Tactic #2. Remind new sign-ups to whitelist you
Change the "thank you" page that people see when they opt-in online to include a note requesting that they whitelist your "from" address or domain with whatever service they use. You might list the service names to spur their memory.
Unfortunately this won't catch everyone though, because an individual can add a challenge-response filter to an existing email address at any time in the lifetime of the address. So even your older list names are at risk of switching over - and you never know if or when they'll do it.
Tactic #3. Use one stable "from" email address
As we've discussed repeatedly in the past, many whitelisting systems including challenge-response, rely on the from email address (by which we mean the actual @ address, not just whatever name you chose to have show up in the "from" field.)

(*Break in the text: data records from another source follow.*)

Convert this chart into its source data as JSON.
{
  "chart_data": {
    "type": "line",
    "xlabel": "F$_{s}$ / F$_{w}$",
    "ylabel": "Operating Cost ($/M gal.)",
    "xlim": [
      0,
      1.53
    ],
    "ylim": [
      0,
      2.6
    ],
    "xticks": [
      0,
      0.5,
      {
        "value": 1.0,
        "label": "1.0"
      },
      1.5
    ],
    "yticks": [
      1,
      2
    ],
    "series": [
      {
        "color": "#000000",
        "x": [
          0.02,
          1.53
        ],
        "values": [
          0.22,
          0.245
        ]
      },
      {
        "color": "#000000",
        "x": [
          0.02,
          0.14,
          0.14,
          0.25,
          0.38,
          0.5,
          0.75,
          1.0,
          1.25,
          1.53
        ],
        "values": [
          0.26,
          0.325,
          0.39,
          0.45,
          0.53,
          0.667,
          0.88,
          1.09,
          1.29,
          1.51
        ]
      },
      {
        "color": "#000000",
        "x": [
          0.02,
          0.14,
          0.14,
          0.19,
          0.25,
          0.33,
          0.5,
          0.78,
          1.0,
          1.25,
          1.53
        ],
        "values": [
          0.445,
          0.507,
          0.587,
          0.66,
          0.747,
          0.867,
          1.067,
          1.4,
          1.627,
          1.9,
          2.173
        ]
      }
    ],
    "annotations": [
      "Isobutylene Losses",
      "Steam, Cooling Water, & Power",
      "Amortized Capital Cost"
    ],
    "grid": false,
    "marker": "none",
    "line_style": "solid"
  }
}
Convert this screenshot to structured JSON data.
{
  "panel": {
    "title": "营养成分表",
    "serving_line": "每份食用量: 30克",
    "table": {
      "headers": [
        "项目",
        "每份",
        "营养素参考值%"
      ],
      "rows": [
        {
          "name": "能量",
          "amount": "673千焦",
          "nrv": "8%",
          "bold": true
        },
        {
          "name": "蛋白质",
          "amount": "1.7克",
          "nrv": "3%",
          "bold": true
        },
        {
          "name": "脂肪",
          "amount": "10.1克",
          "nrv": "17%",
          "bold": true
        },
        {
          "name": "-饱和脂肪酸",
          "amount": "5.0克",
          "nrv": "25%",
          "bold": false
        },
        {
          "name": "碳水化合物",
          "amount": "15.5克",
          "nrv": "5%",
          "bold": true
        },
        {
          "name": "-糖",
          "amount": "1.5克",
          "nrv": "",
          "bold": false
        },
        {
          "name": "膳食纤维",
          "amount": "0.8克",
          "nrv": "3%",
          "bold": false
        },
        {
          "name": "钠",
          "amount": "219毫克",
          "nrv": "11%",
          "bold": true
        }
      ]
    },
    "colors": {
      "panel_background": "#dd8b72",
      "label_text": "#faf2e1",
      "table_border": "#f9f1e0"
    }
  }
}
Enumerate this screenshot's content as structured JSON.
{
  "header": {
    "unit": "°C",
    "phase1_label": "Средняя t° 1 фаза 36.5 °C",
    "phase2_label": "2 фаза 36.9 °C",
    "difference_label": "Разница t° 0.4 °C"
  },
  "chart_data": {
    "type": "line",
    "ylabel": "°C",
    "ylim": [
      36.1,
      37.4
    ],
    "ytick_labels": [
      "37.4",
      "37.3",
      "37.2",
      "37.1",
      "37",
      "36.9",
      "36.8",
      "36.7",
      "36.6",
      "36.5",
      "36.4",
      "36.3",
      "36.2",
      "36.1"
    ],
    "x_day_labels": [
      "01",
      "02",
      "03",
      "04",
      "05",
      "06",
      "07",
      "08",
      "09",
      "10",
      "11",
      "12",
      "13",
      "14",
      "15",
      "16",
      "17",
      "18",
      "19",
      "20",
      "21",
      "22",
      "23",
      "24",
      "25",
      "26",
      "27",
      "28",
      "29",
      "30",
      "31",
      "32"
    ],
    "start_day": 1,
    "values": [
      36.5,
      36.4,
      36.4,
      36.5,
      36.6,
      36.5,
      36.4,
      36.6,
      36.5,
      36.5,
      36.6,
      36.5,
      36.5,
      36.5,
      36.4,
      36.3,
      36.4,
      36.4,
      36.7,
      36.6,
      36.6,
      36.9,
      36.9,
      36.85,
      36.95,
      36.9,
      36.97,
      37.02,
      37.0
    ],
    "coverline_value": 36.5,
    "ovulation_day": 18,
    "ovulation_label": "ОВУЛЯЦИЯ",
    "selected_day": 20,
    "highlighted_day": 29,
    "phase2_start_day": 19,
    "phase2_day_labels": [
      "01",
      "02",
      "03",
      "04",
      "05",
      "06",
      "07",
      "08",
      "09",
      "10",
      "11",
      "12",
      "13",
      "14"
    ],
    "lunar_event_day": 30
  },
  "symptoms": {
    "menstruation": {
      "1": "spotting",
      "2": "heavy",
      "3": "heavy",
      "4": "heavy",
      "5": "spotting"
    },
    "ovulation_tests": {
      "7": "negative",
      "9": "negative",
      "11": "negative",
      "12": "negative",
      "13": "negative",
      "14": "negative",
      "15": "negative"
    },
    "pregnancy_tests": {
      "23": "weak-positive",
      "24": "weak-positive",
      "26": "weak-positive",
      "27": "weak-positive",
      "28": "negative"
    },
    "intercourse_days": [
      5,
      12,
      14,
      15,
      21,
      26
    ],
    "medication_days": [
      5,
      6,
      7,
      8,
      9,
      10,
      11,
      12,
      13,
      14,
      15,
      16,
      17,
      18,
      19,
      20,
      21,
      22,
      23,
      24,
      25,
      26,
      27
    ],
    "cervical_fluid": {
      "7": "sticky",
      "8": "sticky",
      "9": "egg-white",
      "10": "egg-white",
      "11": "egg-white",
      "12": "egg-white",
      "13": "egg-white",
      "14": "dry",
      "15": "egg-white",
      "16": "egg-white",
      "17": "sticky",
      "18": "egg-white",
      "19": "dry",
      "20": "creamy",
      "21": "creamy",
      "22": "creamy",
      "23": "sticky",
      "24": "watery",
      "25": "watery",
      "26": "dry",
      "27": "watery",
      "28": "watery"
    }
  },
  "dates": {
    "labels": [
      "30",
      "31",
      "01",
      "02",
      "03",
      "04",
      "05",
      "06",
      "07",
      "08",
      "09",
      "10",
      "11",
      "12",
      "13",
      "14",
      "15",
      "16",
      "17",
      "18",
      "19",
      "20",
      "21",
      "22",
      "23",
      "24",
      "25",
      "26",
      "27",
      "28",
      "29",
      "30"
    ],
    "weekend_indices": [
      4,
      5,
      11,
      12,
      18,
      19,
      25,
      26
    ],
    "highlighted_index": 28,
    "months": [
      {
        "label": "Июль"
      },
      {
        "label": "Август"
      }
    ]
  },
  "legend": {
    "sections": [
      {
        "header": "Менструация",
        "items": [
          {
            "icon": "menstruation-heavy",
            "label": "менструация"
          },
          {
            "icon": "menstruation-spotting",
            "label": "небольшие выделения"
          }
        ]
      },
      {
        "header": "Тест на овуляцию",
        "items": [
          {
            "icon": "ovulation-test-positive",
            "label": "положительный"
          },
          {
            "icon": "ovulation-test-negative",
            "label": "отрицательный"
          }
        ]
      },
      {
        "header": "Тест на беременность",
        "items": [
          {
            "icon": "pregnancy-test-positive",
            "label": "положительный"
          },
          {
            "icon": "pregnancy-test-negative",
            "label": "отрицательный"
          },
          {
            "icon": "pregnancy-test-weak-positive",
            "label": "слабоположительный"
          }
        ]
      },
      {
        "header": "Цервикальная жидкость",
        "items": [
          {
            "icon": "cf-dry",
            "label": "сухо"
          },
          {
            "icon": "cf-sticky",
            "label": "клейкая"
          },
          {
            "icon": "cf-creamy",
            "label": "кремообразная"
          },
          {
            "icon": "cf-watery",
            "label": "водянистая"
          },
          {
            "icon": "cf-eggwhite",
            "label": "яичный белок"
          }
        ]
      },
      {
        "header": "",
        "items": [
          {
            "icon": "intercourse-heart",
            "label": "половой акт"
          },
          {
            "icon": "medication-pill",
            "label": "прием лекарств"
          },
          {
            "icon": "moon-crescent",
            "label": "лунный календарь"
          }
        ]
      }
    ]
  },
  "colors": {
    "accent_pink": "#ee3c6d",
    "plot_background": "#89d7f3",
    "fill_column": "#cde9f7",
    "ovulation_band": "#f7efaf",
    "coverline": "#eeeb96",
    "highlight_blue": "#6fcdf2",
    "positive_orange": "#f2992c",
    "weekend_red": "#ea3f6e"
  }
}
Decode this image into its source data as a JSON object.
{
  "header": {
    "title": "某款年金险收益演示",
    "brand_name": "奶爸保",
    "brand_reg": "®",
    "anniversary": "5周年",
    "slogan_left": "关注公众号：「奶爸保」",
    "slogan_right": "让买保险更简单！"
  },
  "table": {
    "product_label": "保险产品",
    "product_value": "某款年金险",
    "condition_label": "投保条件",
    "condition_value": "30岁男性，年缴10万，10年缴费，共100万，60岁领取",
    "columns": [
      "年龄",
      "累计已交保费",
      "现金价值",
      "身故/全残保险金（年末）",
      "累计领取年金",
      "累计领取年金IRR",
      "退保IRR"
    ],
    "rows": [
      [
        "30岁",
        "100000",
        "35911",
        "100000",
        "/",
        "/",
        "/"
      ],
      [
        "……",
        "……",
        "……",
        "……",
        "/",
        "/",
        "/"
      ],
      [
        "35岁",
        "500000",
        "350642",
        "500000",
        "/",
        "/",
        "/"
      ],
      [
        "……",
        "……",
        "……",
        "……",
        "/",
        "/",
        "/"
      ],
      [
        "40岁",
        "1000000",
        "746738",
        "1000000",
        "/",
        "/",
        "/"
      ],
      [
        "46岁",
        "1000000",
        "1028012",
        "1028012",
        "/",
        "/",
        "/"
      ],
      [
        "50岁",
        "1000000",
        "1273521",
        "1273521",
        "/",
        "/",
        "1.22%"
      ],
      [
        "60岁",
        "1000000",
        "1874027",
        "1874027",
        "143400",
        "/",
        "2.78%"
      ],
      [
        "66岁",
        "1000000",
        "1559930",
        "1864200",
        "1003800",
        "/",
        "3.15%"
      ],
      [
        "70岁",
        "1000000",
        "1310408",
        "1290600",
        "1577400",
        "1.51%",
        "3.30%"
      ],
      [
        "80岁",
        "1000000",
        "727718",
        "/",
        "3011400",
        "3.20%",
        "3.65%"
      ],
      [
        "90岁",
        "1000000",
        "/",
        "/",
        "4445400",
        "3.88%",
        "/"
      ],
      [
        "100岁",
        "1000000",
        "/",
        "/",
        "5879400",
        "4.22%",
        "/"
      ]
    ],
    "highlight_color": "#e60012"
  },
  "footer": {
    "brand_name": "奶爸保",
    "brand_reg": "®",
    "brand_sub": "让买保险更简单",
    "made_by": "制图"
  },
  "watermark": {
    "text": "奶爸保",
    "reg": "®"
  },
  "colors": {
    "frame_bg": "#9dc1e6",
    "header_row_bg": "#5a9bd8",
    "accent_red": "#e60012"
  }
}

Unfortunately several email broadcast firms we know of routinely change the from address for each mailer with each mailing -- thus effectively throwing away the whitelisting the old from received.
Check with your email service to see if this is the case with your mailings. Now, more than ever, you need a static from address.
Tactic #4. Make sure all your replies are working emails
Many automated email systems, including autoresponders, don't include working reply email addresses. (Ever gotten a message that included a note saying, 'Don't reply to this address'?)
While your main marketing email system may have a working reply account (especially now that CAN-SPAM requires it), are you sure that other company emails have working replies? What about automated Welcome messages, customer service messages, tech support replies, replies generated by forms on your Web site, etc.? Perhaps it's time for you to do a company-wide automated email audit and check all your replies.